The Music Lovers
Oléo Films
MOVIE REVIEW
Maestra (2023)
The first thing that happens in "Maestra," a documentary by Maggie Contreras following an international group of female orchestral conductors, is the sound of someone screaming in rage or agony or anguish over a black screen. A viewer primed by the film "Tár" for the psychodramas of the profession will suspect the person shrieking might be about to stab someone with a baton; but when the lights come up it turns out to be Mélisse Brunet, a modest and experienced French-born conductor guiding a young student through a spot of primal scream therapy. Ms. Brunet advises her pupil to "Wear what you want and do what you want" at the podium, the film's first approach to the expectations that can restrict female conductors, and the likelihood that they will be told to do neither of those things. The individuals followed by "Maestra" are diverse, talented and committed; but by the end you appreciate why Ms. Brunet's screams might be coming from the heart.

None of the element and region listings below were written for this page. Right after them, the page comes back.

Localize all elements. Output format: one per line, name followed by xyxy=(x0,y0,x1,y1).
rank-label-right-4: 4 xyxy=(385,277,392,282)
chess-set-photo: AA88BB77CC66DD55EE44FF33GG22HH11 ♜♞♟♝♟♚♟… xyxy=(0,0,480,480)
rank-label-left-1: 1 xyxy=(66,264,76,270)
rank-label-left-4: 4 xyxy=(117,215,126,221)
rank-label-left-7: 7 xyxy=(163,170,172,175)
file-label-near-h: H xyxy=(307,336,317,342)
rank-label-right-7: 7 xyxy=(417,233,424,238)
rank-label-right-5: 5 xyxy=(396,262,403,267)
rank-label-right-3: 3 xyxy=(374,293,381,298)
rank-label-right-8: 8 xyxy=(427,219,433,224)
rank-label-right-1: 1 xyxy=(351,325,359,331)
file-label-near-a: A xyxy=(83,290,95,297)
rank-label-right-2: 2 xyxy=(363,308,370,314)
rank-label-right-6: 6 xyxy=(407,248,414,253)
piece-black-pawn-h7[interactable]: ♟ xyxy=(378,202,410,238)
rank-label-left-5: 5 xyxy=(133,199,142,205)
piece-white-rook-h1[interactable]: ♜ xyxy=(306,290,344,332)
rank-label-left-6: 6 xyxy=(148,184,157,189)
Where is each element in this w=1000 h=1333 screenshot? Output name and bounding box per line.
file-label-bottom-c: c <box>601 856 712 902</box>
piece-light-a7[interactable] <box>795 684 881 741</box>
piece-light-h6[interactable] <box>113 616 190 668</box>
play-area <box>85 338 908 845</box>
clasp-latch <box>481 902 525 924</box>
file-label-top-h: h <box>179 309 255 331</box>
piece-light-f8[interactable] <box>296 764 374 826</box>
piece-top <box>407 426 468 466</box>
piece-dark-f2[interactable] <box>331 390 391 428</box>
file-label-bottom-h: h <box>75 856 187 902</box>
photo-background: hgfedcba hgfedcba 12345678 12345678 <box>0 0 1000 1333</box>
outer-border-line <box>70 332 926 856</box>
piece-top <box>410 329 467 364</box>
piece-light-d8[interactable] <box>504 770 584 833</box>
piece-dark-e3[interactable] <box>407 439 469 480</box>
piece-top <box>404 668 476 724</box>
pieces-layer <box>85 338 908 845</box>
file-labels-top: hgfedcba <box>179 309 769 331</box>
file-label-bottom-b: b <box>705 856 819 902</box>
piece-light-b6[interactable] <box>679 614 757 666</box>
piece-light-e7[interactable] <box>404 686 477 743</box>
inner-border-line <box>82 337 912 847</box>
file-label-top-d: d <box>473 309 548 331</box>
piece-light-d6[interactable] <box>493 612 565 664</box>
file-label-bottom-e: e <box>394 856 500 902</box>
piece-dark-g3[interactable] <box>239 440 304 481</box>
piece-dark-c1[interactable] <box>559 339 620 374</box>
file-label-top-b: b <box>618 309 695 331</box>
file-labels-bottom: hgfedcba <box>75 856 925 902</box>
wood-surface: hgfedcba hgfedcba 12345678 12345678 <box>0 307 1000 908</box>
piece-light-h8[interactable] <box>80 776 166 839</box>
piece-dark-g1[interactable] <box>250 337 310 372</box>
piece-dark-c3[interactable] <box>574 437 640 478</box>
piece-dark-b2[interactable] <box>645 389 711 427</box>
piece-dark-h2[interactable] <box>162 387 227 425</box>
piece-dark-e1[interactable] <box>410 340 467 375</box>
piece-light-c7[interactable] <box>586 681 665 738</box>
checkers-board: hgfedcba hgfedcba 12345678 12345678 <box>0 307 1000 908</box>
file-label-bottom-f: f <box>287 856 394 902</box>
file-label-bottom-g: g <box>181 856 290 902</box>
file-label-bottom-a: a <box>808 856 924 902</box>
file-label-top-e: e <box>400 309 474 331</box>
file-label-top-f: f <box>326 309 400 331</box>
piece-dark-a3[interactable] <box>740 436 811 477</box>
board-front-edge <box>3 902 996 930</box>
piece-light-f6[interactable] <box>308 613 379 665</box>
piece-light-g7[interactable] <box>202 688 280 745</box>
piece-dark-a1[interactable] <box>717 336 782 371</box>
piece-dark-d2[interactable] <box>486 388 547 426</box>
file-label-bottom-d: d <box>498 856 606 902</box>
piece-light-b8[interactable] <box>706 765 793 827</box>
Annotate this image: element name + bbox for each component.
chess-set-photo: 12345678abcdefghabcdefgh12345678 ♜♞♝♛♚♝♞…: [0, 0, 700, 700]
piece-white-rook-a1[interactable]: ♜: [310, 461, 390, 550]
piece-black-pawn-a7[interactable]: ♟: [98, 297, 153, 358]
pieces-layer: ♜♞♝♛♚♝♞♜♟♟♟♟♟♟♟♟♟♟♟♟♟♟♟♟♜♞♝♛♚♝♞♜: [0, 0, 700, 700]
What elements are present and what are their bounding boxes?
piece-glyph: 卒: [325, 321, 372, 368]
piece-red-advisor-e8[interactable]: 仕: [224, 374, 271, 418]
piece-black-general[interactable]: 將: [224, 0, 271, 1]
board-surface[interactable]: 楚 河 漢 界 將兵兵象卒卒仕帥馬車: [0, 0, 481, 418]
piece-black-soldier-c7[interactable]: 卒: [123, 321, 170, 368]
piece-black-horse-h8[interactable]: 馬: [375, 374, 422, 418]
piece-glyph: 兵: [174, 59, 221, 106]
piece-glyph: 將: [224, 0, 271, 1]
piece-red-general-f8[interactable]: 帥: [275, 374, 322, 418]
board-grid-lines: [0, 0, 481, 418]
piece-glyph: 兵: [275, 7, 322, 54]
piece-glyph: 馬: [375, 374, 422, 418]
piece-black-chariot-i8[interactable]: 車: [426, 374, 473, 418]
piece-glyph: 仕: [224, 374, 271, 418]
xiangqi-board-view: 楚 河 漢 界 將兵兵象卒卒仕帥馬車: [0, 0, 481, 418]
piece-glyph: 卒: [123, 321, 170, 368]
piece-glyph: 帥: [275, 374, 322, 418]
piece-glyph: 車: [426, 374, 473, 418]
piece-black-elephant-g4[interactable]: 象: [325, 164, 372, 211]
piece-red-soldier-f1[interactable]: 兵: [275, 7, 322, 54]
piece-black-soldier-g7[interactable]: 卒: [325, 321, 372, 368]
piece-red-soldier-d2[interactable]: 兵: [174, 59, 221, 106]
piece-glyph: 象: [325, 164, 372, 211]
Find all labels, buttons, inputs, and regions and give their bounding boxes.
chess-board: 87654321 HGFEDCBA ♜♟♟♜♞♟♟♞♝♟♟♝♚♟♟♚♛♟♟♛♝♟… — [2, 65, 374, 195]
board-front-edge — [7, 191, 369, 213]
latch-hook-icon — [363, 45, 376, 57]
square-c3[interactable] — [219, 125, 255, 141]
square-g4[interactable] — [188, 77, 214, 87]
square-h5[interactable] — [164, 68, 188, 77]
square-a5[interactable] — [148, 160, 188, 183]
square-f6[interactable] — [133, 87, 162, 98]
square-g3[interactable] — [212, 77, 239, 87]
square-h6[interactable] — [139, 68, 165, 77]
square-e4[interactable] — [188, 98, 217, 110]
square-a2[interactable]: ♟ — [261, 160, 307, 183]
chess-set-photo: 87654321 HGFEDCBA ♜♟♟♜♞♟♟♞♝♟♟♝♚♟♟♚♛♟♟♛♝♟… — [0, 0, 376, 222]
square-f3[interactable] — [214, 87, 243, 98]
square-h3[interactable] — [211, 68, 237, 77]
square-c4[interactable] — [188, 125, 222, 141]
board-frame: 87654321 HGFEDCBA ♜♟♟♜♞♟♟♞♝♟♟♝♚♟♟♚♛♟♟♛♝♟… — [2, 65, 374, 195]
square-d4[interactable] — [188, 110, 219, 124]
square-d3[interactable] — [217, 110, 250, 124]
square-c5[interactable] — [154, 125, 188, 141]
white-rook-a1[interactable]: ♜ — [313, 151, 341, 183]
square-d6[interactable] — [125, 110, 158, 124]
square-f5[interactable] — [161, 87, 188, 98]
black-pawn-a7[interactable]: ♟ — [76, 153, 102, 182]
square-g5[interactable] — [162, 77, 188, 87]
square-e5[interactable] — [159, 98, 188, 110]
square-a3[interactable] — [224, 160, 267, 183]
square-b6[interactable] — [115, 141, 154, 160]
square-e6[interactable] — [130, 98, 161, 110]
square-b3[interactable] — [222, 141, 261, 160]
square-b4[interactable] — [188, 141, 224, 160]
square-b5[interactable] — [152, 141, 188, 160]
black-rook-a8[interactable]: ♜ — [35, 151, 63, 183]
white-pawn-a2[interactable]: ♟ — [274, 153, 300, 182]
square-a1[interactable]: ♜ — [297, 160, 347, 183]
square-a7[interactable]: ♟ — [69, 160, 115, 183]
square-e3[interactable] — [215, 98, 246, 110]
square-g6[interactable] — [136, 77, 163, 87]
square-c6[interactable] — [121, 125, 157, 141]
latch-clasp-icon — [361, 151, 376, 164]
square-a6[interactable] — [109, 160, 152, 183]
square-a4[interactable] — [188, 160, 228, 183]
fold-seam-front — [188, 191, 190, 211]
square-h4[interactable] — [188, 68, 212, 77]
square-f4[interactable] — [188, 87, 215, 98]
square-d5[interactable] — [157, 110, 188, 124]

The film accompanies its subjects through the 2022 La Maestra competition, the only one in the world for female orchestral conductors and founded for that purpose as recently as 2020. The profession remains male dominated, statistically and temperamentally. Although judging a good conductor from a poor one is tricky enough for a passing observer, even those in the trade accept that masculine physicality and a performative grabbing of a piece of music by the bells are the qualities thought to convey a job done well. Other hurdles also accumulate for women, which the documentary gives them the space to explain. American Tamara Dworetz, visualizing her art while lying on the living room floor eyes closed like a Grand Prix driver imagining the track, wants to start a family but knows that pregnancy may stall career momentum permanently. In Athens, Zoe Zeniodi already has kids, eating into available time and resources; the children joust with Harry Potter wands modeling her baton, and watch Mickey Mouse in "Fantasia" for comparison with mom's job.
Once competition at La Maestra kicks off, "Maestra" settles into the genre of uplifting contest-based documentary, taking the opportunity to put compositions by Clara Schumann and Louise Farrenc on the same artistic level as ones by Maurice Ravel and Wolfgang Amadeus Mozart. But by then the camera has also followed Ms. Brunet on her down-time wandering through the rehearsal rooms and corridors of the Philharmonie de Paris concert hall, where clearly ghosts are lurking. From the start of the film there have been hints of unhappy events during her youth as a music student in Paris, and participating in the competition requires Ms. Brunet to process the past and consent to it coalescing into a part of "Maestra's" narrative. She revisits her childhood home, where conductor's batons inserted long ago into the soil of plant pots as dowels are still there. Ms. Brunet says her unhappy experiences jolted her out of feeling French at all, her connection with the same soil severed involuntarily.
The traumas she is talking about are the ones ubiquitous and seemingly inevitable in male-dominated patriarchal walks of life, which is nearly all of them. The idea that taking control of huge emotional music at the front of hundred players in response is an act of therapy and self-analysis is a strong one and the film is happy to tackle it, although even in the rarefied air of La Maestra the advice to competitors from judges includes evergreens like "You should smile more." Ms. Brunet restrains herself from screaming again, but might have been tempted.